# Kirana Detective — Hackathon Submission

**HuggingFace Build Small Hackathon 2026**

| | |
|---|---|
| **Space** | [build-small-hackathon/kirana-detective](https://huggingface.co/spaces/build-small-hackathon/kirana-detective) |
| **Demo Video** | [YouTube](https://youtu.be/8TVZP4sfesI) |
| **Blog Post** | [How I Built an AI Auditor for India's 12 Million Kirana Stores](https://huggingface.co/blog/build-small-hackathon/kirana-detective) |
| **Social Post** | [X / Twitter](https://x.com/naazimhussain02/status/2065966381657633161) |
| **Track** | Track 1: Backyard AI |
| **Total Parameters** | ~2.38B (Tiny Titan ✅) |

---

## Track: Backyard AI

**Problem**: India's 12 million kirana store owners receive 3–5 distributor invoices per week via WhatsApp, printed bills, or Tally exports. Manual verification is impossible. Distributors overcharge, deliver short quantities, and apply wrong GST rates. A single store loses ₹3,000–₹8,000 per month silently.

**Solution**: Upload an invoice + delivery photos → receive a ₹ leakage report in under 60 seconds. Every finding (overcharge, shortage, GST error, duplicate) maps to a rupee amount and an action step.

**Real user**: Tested against real invoice formats from kirana distributors in India (HUL, ITC, Nestlé, Britannia).

**Model constraint fit**: Entire pipeline runs on CPU — no GPU required at inference. Designed for Tier 2/3 city deployment where GPU hardware is absent and internet is patchy.

---

## Merit Badges

### ✅ Off the Grid
Zero cloud API calls.

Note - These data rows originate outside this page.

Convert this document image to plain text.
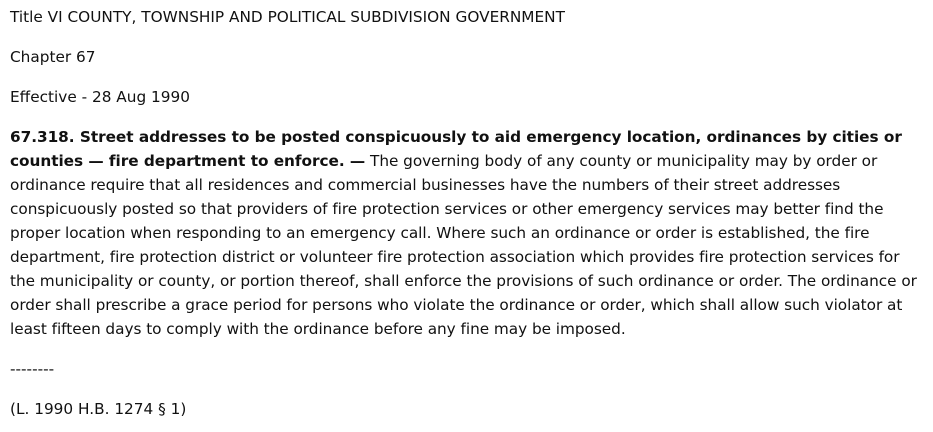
Title VI COUNTY, TOWNSHIP AND POLITICAL SUBDIVISION GOVERNMENT
Chapter 67
Effective - 28 Aug 1990
67.318. Street addresses to be posted conspicuously to aid emergency location, ordinances by cities or counties — fire department to enforce. — The governing body of any county or municipality may by order or ordinance require that all residences and commercial businesses have the numbers of their street addresses conspicuously posted so that providers of fire protection services or other emergency services may better find the proper location when responding to an emergency call. Where such an ordinance or order is established, the fire department, fire protection district or volunteer fire protection association which provides fire protection services for the municipality or county, or portion thereof, shall enforce the provisions of such ordinance or order. The ordinance or order shall prescribe a grace period for persons who violate the ordinance or order, which shall allow such violator at least fifteen days to comply with the ordinance before any fine may be imposed.
--------
(L. 1990 H.B. 1274 § 1)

All inference runs locally:
- MiniCPM-V 4.6 via `transformers` (merged bfloat16 weights)
- MiniCPM5-1B via `llama-cpp-python` (GGUF Q4_K_M)
- YOLO26n via ONNX Runtime

Invoice data never leaves the device. Suitable for privacy-sensitive business data.

### ✅ Well-Tuned
Three custom models fine-tuned from scratch and published on HF Hub:

| Model | Repo | Task |
|---|---|---|
| MiniCPM-V 4.6 | [`build-small-hackathon/minicpm-v-4-6-indian-invoice-extraction-merged`](https://huggingface.co/build-small-hackathon/minicpm-v-4-6-indian-invoice-extraction-merged) | Invoice OCR → structured JSON |
| MiniCPM5-1B | [`build-small-hackathon/minicpm5-1b-indian-fmcg-normalizer`](https://huggingface.co/build-small-hackathon/minicpm5-1b-indian-fmcg-normalizer) | Product name normalisation + savings report |
| YOLO26n | [`build-small-hackathon/yolo26n-indian-fmcg-detection`](https://huggingface.co/build-small-hackathon/yolo26n-indian-fmcg-detection) | Product counting from delivery photos |

Training dataset: [`build-small-hackathon/kirana-invoice-train-data`](https://huggingface.co/datasets/build-small-hackathon/kirana-invoice-train-data) — 500 synthetic Indian invoices (printed GST, Tally PDF, handwritten, WhatsApp).

### ✅ Off-Brand
Custom Gradio UI — not default Gradio. Features:
- Rupee savings cards with colour-coded anomaly type (overcharge = red, shortage = amber, duplicate = purple, GST = orange)
- Agent progress stream with per-agent timing
- Collapsible raw JSON view per agent
- Dark/warm colour scheme themed around the kirana store context

### ✅ Llama Champion
MiniCPM5-1B is served entirely via `llama-cpp-python` using a GGUF Q4_K_M quantised model. Used for both Agent 2 (product normalisation) and Agent 6 (savings report generation). No transformers at runtime for these two agents — pure llama.cpp.

### ✅ Sharing is Caring
11 raw Claude Code (Sonnet 4.6) JSONL build sessions published as a public trace dataset, viewable in HF Data Studio's native agent trace viewer:

[`build-small-hackathon/kirana-detective-build-traces`](https://huggingface.co/datasets/build-small-hackathon/kirana-detective-build-traces) — complete design, coding, debugging, and documentation sessions from blank repo to submission.

### ✅ Field Notes
Full blog post: [How I Built an AI Auditor for India's 12 Million Kirana Stores](https://huggingface.co/blog/build-small-hackathon/kirana-detective)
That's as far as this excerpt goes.